Celle qui a été proclamée vendredi n’a été reconnue par aucun Etat à l’étranger et a été vivement contestée, dimanche, dans les rues de Barcelone.
« La République catalane n’existe peut-être pas de facto, mais dans mon esprit, si », commentait cependant un jeune indépendantiste de 22 ans à Barcelone, Guillem Burballa, prêt à « tout acte de résistance pacifique », notamment en réponse à des arrestations.
Les séparatistes « vivent dans un monde parallèle, un peu surréaliste », jugeait à l’inverse Silvia Alarcon, 35 ans, l’une des quelque 300.000 participants selon la police municipale, un million selon la préfecture, à la manifestation de Catalans outrés que 70 députés catalans sur 135 aient pu déclarer unilatéralement l’indépendance.
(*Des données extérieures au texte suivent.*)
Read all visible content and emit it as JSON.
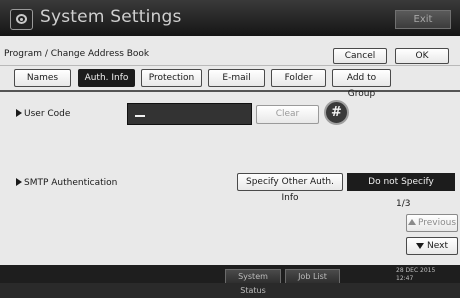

Le slogan « Puigdemont, en prison! » était régulièrement scandé dans cette marche organisée à l’appel de l’association Société civile catalane.
Des accents de pré-campagne électorale ont marqué le rassemblement: les trois principaux partis défendant l’unité de l’Espagne en Catalogne -Ciudadanos (libéral), le Parti socialiste catalan et le Parti populaire de M. Rajoy- ont déjà demandé à leurs partisans de se rendre massivement aux urnes le 21 décembre.